СКАЗКИ ДЛЯ ПАДЧЕРИЦЫ

2011

с рисунками автора

РАЙДО

Уродилась

Уродилась дурная на голову всем на несчастье:

то молчит и молчит, то спрячется и бормочет.

Карту вынет — так всё впустую, крестовой масти;

подарил же какой-то чёрт нам такую дочку!

Уж и били её — хворостиной, да всё без толку,

не берут её вовсе розги да оплеухи:

только белые губы сожмёт да глянет волком.

Оборвать бы ей уши — да что тогда прок с безухой!

За водою пойдёт — как будто за днём вчерашним,

а пошлёшь напросить — так приносит сухие корки.

ей в глаза поглядеть — как в окна пустые — страшно

и дыханье сшибает, как будто несёшься с горки.
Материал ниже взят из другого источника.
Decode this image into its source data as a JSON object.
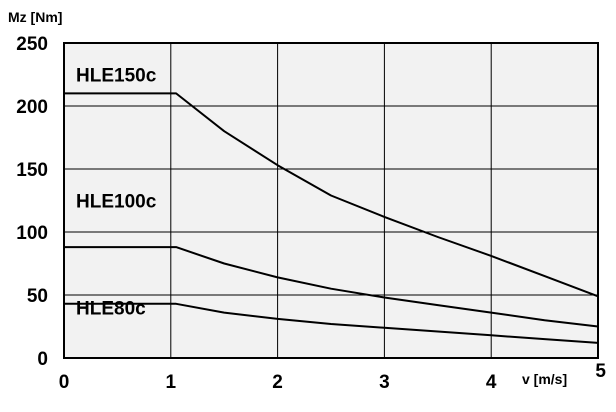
{
  "chart_data": {
    "type": "line",
    "title": "",
    "xlabel": "v [m/s]",
    "ylabel": "Mz [Nm]",
    "xlim": [
      0,
      5
    ],
    "ylim": [
      0,
      250
    ],
    "x_ticks": [
      "0",
      "1",
      "2",
      "3",
      "4",
      "5"
    ],
    "y_ticks": [
      "0",
      "50",
      "100",
      "150",
      "200",
      "250"
    ],
    "grid": true,
    "series": [
      {
        "name": "HLE150c",
        "x": [
          0,
          1.05,
          1.5,
          2.0,
          2.5,
          3.0,
          3.5,
          4.0,
          4.5,
          5.0
        ],
        "y": [
          210,
          210,
          180,
          153,
          129,
          112,
          96,
          81,
          65,
          49
        ]
      },
      {
        "name": "HLE100c",
        "x": [
          0,
          1.05,
          1.5,
          2.0,
          2.5,
          3.0,
          3.5,
          4.0,
          4.5,
          5.0
        ],
        "y": [
          88,
          88,
          75,
          64,
          55,
          48,
          42,
          36,
          30,
          25
        ]
      },
      {
        "name": "HLE80c",
        "x": [
          0,
          1.05,
          1.5,
          2.0,
          2.5,
          3.0,
          3.5,
          4.0,
          4.5,
          5.0
        ],
        "y": [
          43,
          43,
          36,
          31,
          27,
          24,
          21,
          18,
          15,
          12
        ]
      }
    ]
  }
}
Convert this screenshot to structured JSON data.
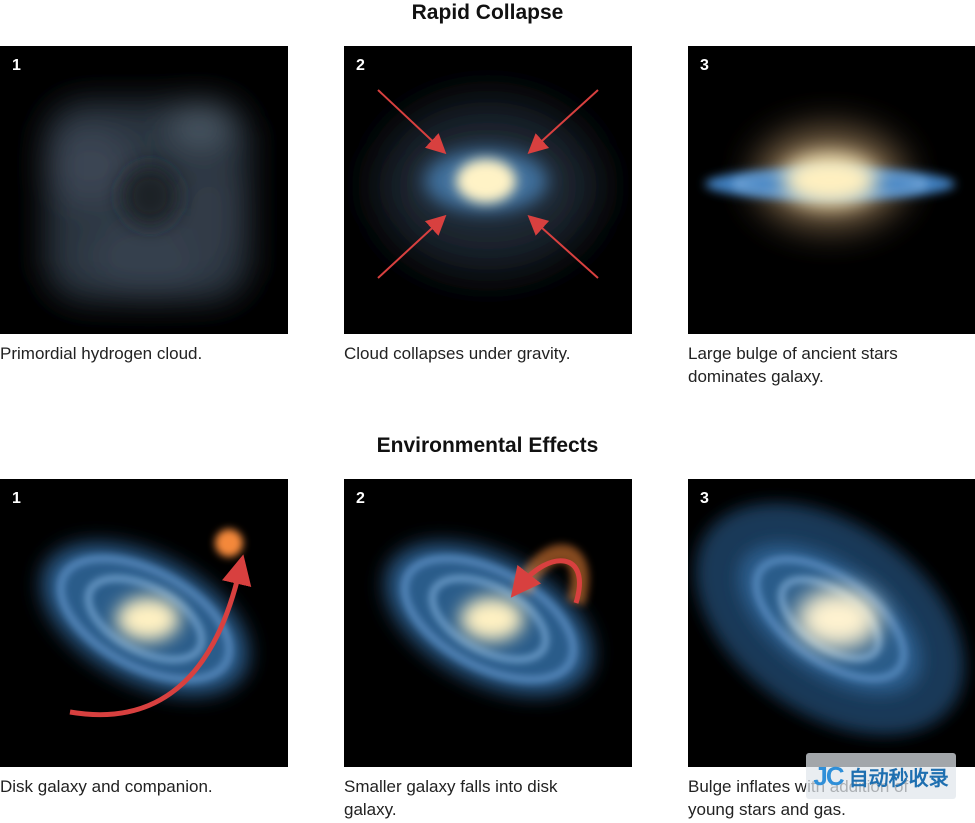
{
  "sections": [
    {
      "title": "Rapid Collapse",
      "panels": [
        {
          "number": "1",
          "caption": "Primordial hydrogen cloud."
        },
        {
          "number": "2",
          "caption": "Cloud collapses under gravity."
        },
        {
          "number": "3",
          "caption": "Large bulge of ancient stars dominates galaxy."
        }
      ]
    },
    {
      "title": "Environmental Effects",
      "panels": [
        {
          "number": "1",
          "caption": "Disk galaxy and companion."
        },
        {
          "number": "2",
          "caption": "Smaller galaxy falls into disk galaxy."
        },
        {
          "number": "3",
          "caption": "Bulge inflates with addition of young stars and gas."
        }
      ]
    }
  ],
  "watermark": {
    "logo": "JC",
    "text": "自动秒收录"
  },
  "colors": {
    "arrow": "#d8403f",
    "core": "#fff3c6",
    "disk": "#4f86c0",
    "companion": "#f4883a"
  }
}
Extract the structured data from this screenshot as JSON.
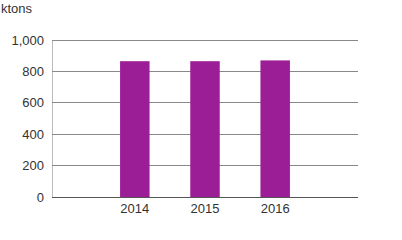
{
  "chart_data": {
    "type": "bar",
    "y_label": "ktons",
    "categories": [
      "2014",
      "2015",
      "2016"
    ],
    "values": [
      865,
      865,
      870
    ],
    "color": "#9b1e96",
    "ylim": [
      0,
      1000
    ],
    "yticks": [
      0,
      200,
      400,
      600,
      800,
      {
        "value": 1000,
        "label": "1,000"
      }
    ],
    "grid": true
  }
}
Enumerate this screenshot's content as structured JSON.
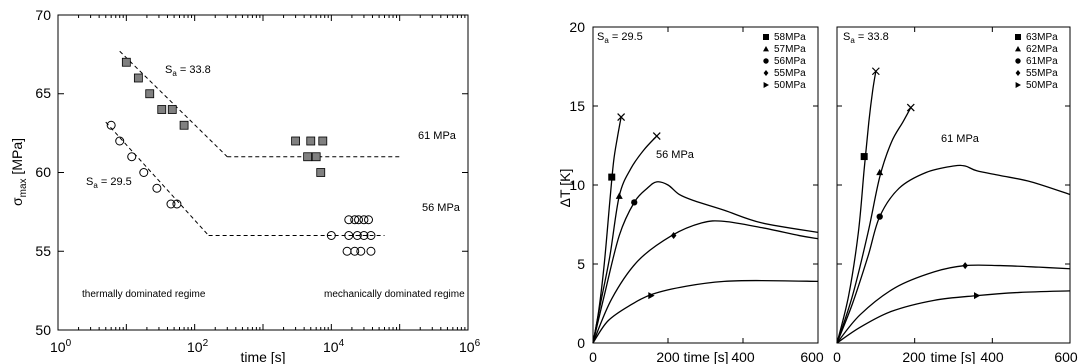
{
  "chart_data": [
    {
      "type": "scatter",
      "xscale": "log",
      "xlim": [
        1,
        1000000
      ],
      "ylim": [
        50,
        70
      ],
      "xticks": [
        "10^0",
        "10^2",
        "10^4",
        "10^6"
      ],
      "yticks": [
        "50",
        "55",
        "60",
        "65",
        "70"
      ],
      "xlabel": "time [s]",
      "ylabel": "σmax [MPa]",
      "series": [
        {
          "name": "S_a = 33.8",
          "marker": "square-filled",
          "points": [
            [
              10,
              67
            ],
            [
              15,
              66
            ],
            [
              22,
              65
            ],
            [
              33,
              64
            ],
            [
              47,
              64
            ],
            [
              70,
              63
            ],
            [
              3000,
              62
            ],
            [
              4500,
              61
            ],
            [
              5000,
              62
            ],
            [
              6000,
              61
            ],
            [
              7500,
              62
            ],
            [
              7000,
              60
            ]
          ]
        },
        {
          "name": "S_a = 29.5",
          "marker": "circle-open",
          "points": [
            [
              6,
              63
            ],
            [
              8,
              62
            ],
            [
              12,
              61
            ],
            [
              18,
              60
            ],
            [
              28,
              59
            ],
            [
              45,
              58
            ],
            [
              55,
              58
            ],
            [
              10000,
              56
            ],
            [
              18000,
              57
            ],
            [
              22000,
              57
            ],
            [
              25000,
              57
            ],
            [
              30000,
              57
            ],
            [
              35000,
              57
            ],
            [
              18000,
              56
            ],
            [
              24000,
              56
            ],
            [
              30000,
              56
            ],
            [
              38000,
              56
            ],
            [
              17000,
              55
            ],
            [
              22000,
              55
            ],
            [
              27000,
              55
            ],
            [
              38000,
              55
            ]
          ]
        }
      ],
      "fit_lines": [
        {
          "points": [
            [
              8,
              67.7
            ],
            [
              300,
              61
            ]
          ],
          "style": "dashed"
        },
        {
          "points": [
            [
              300,
              61
            ],
            [
              100000,
              61
            ]
          ],
          "style": "dashed"
        },
        {
          "points": [
            [
              5,
              63.2
            ],
            [
              160,
              56
            ]
          ],
          "style": "dashed"
        },
        {
          "points": [
            [
              160,
              56
            ],
            [
              60000,
              56
            ]
          ],
          "style": "dashed"
        }
      ],
      "annotations": {
        "sa_upper": "S",
        "sa_upper_sub": "a",
        "sa_upper_val": " = 33.8",
        "sa_lower": "S",
        "sa_lower_sub": "a",
        "sa_lower_val": " = 29.5",
        "level_upper": "61 MPa",
        "level_lower": "56 MPa",
        "regime_left": "thermally dominated regime",
        "regime_right": "mechanically dominated regime"
      }
    },
    {
      "type": "line",
      "xlim": [
        0,
        600
      ],
      "ylim": [
        0,
        20
      ],
      "xticks": [
        "0",
        "200",
        "400",
        "600"
      ],
      "yticks": [
        "0",
        "5",
        "10",
        "15",
        "20"
      ],
      "xlabel": "time [s]",
      "ylabel": "ΔT [K]",
      "sa_label": "S",
      "sa_sub": "a",
      "sa_val": " = 29.5",
      "curve_label": "56 MPa",
      "legend": [
        "58MPa",
        "57MPa",
        "56MPa",
        "55MPa",
        "50MPa"
      ],
      "markers": [
        "square",
        "triangle",
        "circle",
        "diamond",
        "triangle-right"
      ],
      "series": [
        {
          "name": "58MPa",
          "points": [
            [
              0,
              0
            ],
            [
              15,
              2
            ],
            [
              30,
              5
            ],
            [
              45,
              9
            ],
            [
              55,
              11.5
            ],
            [
              65,
              13
            ],
            [
              75,
              14.3
            ]
          ],
          "marker_at": [
            50,
            10.5
          ],
          "end_cross": [
            75,
            14.3
          ]
        },
        {
          "name": "57MPa",
          "points": [
            [
              0,
              0
            ],
            [
              20,
              2.5
            ],
            [
              45,
              5.5
            ],
            [
              70,
              9.3
            ],
            [
              100,
              11
            ],
            [
              135,
              12.2
            ],
            [
              170,
              13.1
            ]
          ],
          "marker_at": [
            70,
            9.3
          ],
          "end_cross": [
            170,
            13.1
          ]
        },
        {
          "name": "56MPa",
          "points": [
            [
              0,
              0
            ],
            [
              30,
              3
            ],
            [
              70,
              6.8
            ],
            [
              110,
              8.9
            ],
            [
              145,
              9.8
            ],
            [
              170,
              10.2
            ],
            [
              200,
              10
            ],
            [
              230,
              9.4
            ],
            [
              270,
              9
            ],
            [
              350,
              8.4
            ],
            [
              450,
              7.6
            ],
            [
              600,
              7
            ]
          ],
          "marker_at": [
            110,
            8.9
          ]
        },
        {
          "name": "55MPa",
          "points": [
            [
              0,
              0
            ],
            [
              50,
              2.8
            ],
            [
              120,
              5.2
            ],
            [
              210,
              6.8
            ],
            [
              290,
              7.6
            ],
            [
              350,
              7.7
            ],
            [
              450,
              7.3
            ],
            [
              550,
              6.8
            ],
            [
              600,
              6.6
            ]
          ],
          "marker_at": [
            215,
            6.8
          ]
        },
        {
          "name": "50MPa",
          "points": [
            [
              0,
              0
            ],
            [
              40,
              1.4
            ],
            [
              100,
              2.4
            ],
            [
              160,
              3.1
            ],
            [
              250,
              3.6
            ],
            [
              350,
              3.9
            ],
            [
              450,
              3.95
            ],
            [
              600,
              3.9
            ]
          ],
          "marker_at": [
            155,
            3.0
          ]
        }
      ]
    },
    {
      "type": "line",
      "xlim": [
        0,
        600
      ],
      "ylim": [
        0,
        20
      ],
      "xticks": [
        "0",
        "200",
        "400",
        "600"
      ],
      "yticks": [],
      "xlabel": "time [s]",
      "sa_label": "S",
      "sa_sub": "a",
      "sa_val": " = 33.8",
      "curve_label": "61 MPa",
      "legend": [
        "63MPa",
        "62MPa",
        "61MPa",
        "55MPa",
        "50MPa"
      ],
      "markers": [
        "square",
        "triangle",
        "circle",
        "diamond",
        "triangle-right"
      ],
      "series": [
        {
          "name": "63MPa",
          "points": [
            [
              0,
              0
            ],
            [
              30,
              3
            ],
            [
              55,
              7
            ],
            [
              70,
              11
            ],
            [
              82,
              14
            ],
            [
              92,
              16
            ],
            [
              100,
              17.2
            ]
          ],
          "marker_at": [
            70,
            11.8
          ],
          "end_cross": [
            100,
            17.2
          ]
        },
        {
          "name": "62MPa",
          "points": [
            [
              0,
              0
            ],
            [
              40,
              3
            ],
            [
              80,
              7
            ],
            [
              110,
              10.5
            ],
            [
              140,
              12.7
            ],
            [
              170,
              14
            ],
            [
              190,
              14.9
            ]
          ],
          "marker_at": [
            110,
            10.8
          ],
          "end_cross": [
            190,
            14.9
          ]
        },
        {
          "name": "61MPa",
          "points": [
            [
              0,
              0
            ],
            [
              40,
              2.5
            ],
            [
              80,
              5.5
            ],
            [
              110,
              8
            ],
            [
              160,
              9.8
            ],
            [
              230,
              10.8
            ],
            [
              300,
              11.2
            ],
            [
              330,
              11.2
            ],
            [
              360,
              10.9
            ],
            [
              420,
              10.6
            ],
            [
              500,
              10.2
            ],
            [
              600,
              9.4
            ]
          ],
          "marker_at": [
            110,
            8
          ]
        },
        {
          "name": "55MPa",
          "points": [
            [
              0,
              0
            ],
            [
              60,
              1.8
            ],
            [
              150,
              3.5
            ],
            [
              250,
              4.5
            ],
            [
              330,
              4.9
            ],
            [
              420,
              4.9
            ],
            [
              520,
              4.8
            ],
            [
              600,
              4.7
            ]
          ],
          "marker_at": [
            330,
            4.9
          ]
        },
        {
          "name": "50MPa",
          "points": [
            [
              0,
              0
            ],
            [
              60,
              1
            ],
            [
              140,
              2
            ],
            [
              250,
              2.7
            ],
            [
              360,
              3
            ],
            [
              470,
              3.2
            ],
            [
              600,
              3.3
            ]
          ],
          "marker_at": [
            360,
            3
          ]
        }
      ]
    }
  ]
}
Взяла ещё моду — в шатёр приносить газеты,

сначала прочтёт, а потом, ты смотри-ка, пишет,

себя позабудет да вскрикнет: ой, мама, свету! —

как будто у нас керосин бывает лишний!

Да ладно, пусть пишет, оно, может быть, на пользу —

уже старики к ней заходят за этим делом,

ей дарят потом за помощь серёжки-кольца,

да вот подарили платочек в цветочек белый.

А только ведь жалко дуру — не выдашь замуж,

она же ни петь, ни плясать, ни добыть на ужин —

как будто поповна не то городская дама...

Ей скажешь...

«Ой, мама, мне муж не нужен!»

Да всё это смолоду, сдуру, а мать-то знает —

ведь женская доля, известно, она от Бога!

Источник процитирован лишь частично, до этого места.